Die typisch nur acht Songs umfassende, aber spielzeittechnisch ausgebreitete Trackiste funktioniert so bisweilen wie ein absolut angenehm zur Ruhe gekommener alter Bekannter – ein bisschen das winterliche Pendant zu Reverie Lagoon: Music for Escapism Only (2014). Die Gitarren plätschern im allerbesten Sinne, die Drums klingen satter und organisch-erdig.
(LP3) hat eine unaufdringliche Eleganz und angenehme subversive Tiefenwirkung – das surreal verschwommene Albumcover in seiner elegischen Langzeitbelichtung fängt die formgelösten Konturen als unwirklich aus der Zeit gefallenes Stimmungsbild ein. „Funktionierten die ersten beiden LPs noch am besten, wenn man sie sich allein und über Kopfhörer angehört hat, so wirken die neuen Songs dann fantastisch, wenn du sie dir laut und unterwegs anhörst. Das sollte sich auch im Artwork widerspiegeln.“
Dabei gibt es in der Klangwelt von (LP3) so viele akribisch gezirkelte Details zu entdecken, in die man sich erst in der Isolation wirklich restlos verlieren kann.

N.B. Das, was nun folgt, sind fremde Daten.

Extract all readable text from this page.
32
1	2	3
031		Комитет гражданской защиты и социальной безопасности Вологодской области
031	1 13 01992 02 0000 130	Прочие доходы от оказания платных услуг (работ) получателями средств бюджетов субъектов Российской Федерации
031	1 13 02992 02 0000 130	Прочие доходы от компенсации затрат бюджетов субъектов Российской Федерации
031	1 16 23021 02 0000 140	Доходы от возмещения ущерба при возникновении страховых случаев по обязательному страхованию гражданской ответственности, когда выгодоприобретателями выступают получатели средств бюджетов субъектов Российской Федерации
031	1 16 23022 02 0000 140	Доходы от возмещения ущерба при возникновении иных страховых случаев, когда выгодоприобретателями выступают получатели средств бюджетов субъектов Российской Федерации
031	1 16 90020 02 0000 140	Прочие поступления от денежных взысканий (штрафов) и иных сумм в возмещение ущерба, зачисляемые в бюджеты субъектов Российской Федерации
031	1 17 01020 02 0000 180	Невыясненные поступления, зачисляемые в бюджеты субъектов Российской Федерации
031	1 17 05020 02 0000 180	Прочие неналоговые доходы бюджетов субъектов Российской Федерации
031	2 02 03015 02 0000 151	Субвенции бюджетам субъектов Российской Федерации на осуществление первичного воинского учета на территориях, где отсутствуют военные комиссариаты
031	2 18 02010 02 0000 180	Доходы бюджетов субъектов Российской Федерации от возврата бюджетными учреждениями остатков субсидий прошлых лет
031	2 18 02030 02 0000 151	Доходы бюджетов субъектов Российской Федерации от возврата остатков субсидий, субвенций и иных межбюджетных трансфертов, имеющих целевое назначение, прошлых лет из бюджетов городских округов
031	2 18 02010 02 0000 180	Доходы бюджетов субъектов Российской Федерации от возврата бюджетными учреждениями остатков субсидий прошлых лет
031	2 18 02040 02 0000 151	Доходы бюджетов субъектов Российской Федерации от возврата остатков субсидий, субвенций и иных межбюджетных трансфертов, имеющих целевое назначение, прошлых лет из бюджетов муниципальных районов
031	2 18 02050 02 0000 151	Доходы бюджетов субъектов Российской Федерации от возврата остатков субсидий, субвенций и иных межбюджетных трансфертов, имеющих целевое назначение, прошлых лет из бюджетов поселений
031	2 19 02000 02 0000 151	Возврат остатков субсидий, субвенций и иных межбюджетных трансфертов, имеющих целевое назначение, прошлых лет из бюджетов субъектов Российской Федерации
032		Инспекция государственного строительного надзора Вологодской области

Im brillanten Silhouettes bimmelt ein Glockenspiel verträumt im Wind verträumt, die restliche Band steigt erst spät gedankenverloren und präzise an, folgt polyrhythmisch liebliche Texturen und akzentuiert gesponnene Gitarren. Der Opener atmet hallend im Ambient durch, Ambient, betrachtet Lavalampen und vorsichtige Streicher, vermengt seine Ingredienzien zu einem friedlichen Halluzinogen, das sich exemplarisch für das Songwriting nirgendwohin entwickelt, sondern sich in seine Klangwelt vertieft, die Nuancen nur minimal variiert.
Heir Apparent hat also etwa beinahe jazzig-frickelndes in seinem liebenswürdig-munter ausbrechenden Rumpeln, durch Flöten und Piano auch ein folkiges Ambiente, bevor sich das Stück letztendlich in einen liebenswürdigen Kinderchor legt. Doom in Full Bloom wiegt sich zu der entfernten Patent-Trompete, deckt sich mit sich selbst in absoluten Frieden zu, blüht unscheinbar auf, verliert sich dann aber doch lieber in seiner zwanglosen mäandernden Behaglichkeit.
Und ja: Mine to Miss mag sein Tempo verspielt umschichten und Life Support gewichtet seine Schwerpunkte immer wieder neu – Die vertrackten Drums und freigeistigen Melodien bieten der Gitarre und der Stimme Grundierung, wehen in ein erhebendes Cinemascope. Doch wenn all das vorbei ist, hat man eben nicht das Gefühl einem tatsächlichen Spannungsbogen zu seinem Ende gefolgt zu sein, oder eine Auflösung für die 47 minütige Reise vorgesetzt bekommen zu haben. Vielleicht ist (LP3) jedoch eine in Bewegung verharrende Platte, die nirgendwo ankommen will und den Weg zum Ziel erklärt. Deswegen ziehen American Football faszinierend in ihren Bann, erzeugen eine meditativ einlullende Spannung, die eine wohlige Gleichförmigkeit erstaunlicherweise eher mit einem Wachstum adelt, als einer abwechslungsarmen Abnutzungserscheinung. Nach (LP3) erscheint für American Football insofern jedenfalls alles möglich – auch ein neues Meisterwerk.